Soni (India, 2018). Regia: Ivan Ayr. Interrpeti principali: Geetika Vidya Ohlyan, Saloni Batra, Vikas Shukla, Mohit Chauhan, Kalpana Jha, Simrat Kaur, Prateek Pachori

Come accade di frequente, la breve sinossi riportata dalla piattaforma per descrivere il film e convincere lo spettatore a guardarlo lavora con l’accetta delle etichette e la clava dell’attualità. Esempio: “A Delhi un’agente irascibile e la sua disciplinata responsabile combattono la violenza contro le donne mentre nella vita privata affrontano discriminazioni di genere”. Ma fortunatamente il film che decidiamo di vedere malgrado la sua presentazione, supera la cornice angusta e corriva che lo ha definito e racconta una vicenda lontana da Bollywood e prossima a un’idea di cinema che mescola dramma e sociale, privato e carriera.

Soni è una poliziotta il cui servizio consiste nel fare da esca per stanare maschi molestatori. Ma il suo temperamento spesso la spinge oltre i doveri che le impone il ruolo, e così a volte le capita di reagire con violenza di fronte alle ingiustizie. Il suo appartamento è frugale, la sua vita quasi monacale: solo una vicina le fa visita di tanto in tanto, cercando di smussarne gli angoli attraverso suggerimenti non richiesti. Kalpana è la sua superiore: decisa, direttiva, sa coordinare con mano ferma la sua squadra ed è riuscita a costruirsi un privato con una bella casa, un compagno che sta facendo carriera nelle forze dell’ordine, una famiglia allargata e nessun desiderio di maternità.

Sullo sfondo le notti, per una volta fredde, della capitale indiana, in cui a una donna sola non è concesso muoversi liberamente se non a rischio della propria incolumità. Kalpana ammira in qualche modo la rabbia di Soni nel compiere il suo dovere, ma non può non metterla in guardia dalle conseguenze delle sue reazioni violente. Soni si rende conto che la sua diretta superiore ha ragione, che così facendo sta mettendo a rischio la propria carriera: allora promette che non riuscirà a controllarsi, ma poi invariabilmente si ritrova a scontrarsi con molestatori e cocainomani fino a quando non pesta il piede sbagliato.

Due donne a guidare una squadra antistupro potrebbero sembrare l’avamposto di un Paese che si sta finalmente scrollando di dosso una secolare cultura di dominazione nei confronti del genere femminile.

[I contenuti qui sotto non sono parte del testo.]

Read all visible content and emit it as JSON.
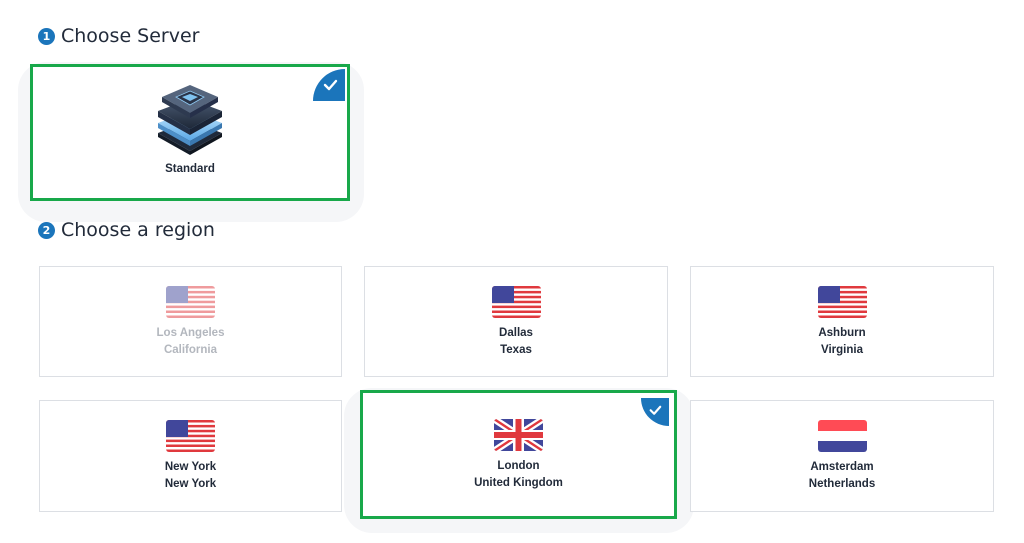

E il loro mansueto attendente, mandato durante le pause del turno di notte a comprare un panino o a rifornirle di tè, sembrerebbe confermare il loro potere. E invece la cultura della famiglia ribalta l’apparente passo avanti fatto sul lavoro: il compagno di Kalpana le ripete, con fare paternalistico, che è stata troppo tenera con la sua collaboratrice e per colpa della sua indole empatica non riuscirà mai a fare carriera: perché sul lavoro non c’è spazio per i sentimenti. Mentre l’ex marito di Soni, reo di un tradimento che lei non è riuscita a superare, continua a strisciare umile sotto la casa di lei, cercando di riconquistarne la fiducia.

C’è una frattura per entrambe: tra il ruolo pubblico, un ambito in cui cercano di far rispettare la legge, ciascuna con le modalità che la propria personalità consente di esprimere. E quello privato, dove il potere del ruolo evapora e riappare -socialmente, all’interno della famiglia, addirittura tra vicini e parenti- il gravame dell’essere nata donna. Che ha bisogno di un marito che la tuteli, che non può far valere sul lavoro attitudini di empatia e comprensione, che deve mandare avanti una casa perché nessun altro può o vuole farlo al posto suo. Anche la sorellanza, quella comprensione che spesso fa sì che una donna comprenda le difficoltà dell’altra, viene meno, sotto la cappa opprimente di un maschio che tutto sa, decide, agisce, senza accettare di essere messo in discussione.

Attraverso il percorso di carriera al quale le sue intemperanze la costringeranno, Soni troverà il modo di affrancarsi da un passato indigesto e una rabbia mai elaborata fino in fondo ma contrastata di volta in volta con reazioni fini a se stesse. In ciò che accade troverà il senso che fino allora non aveva saputo vedere, provando così a costruire un nuovo modo di guardare la sua vita e il suo lavoro.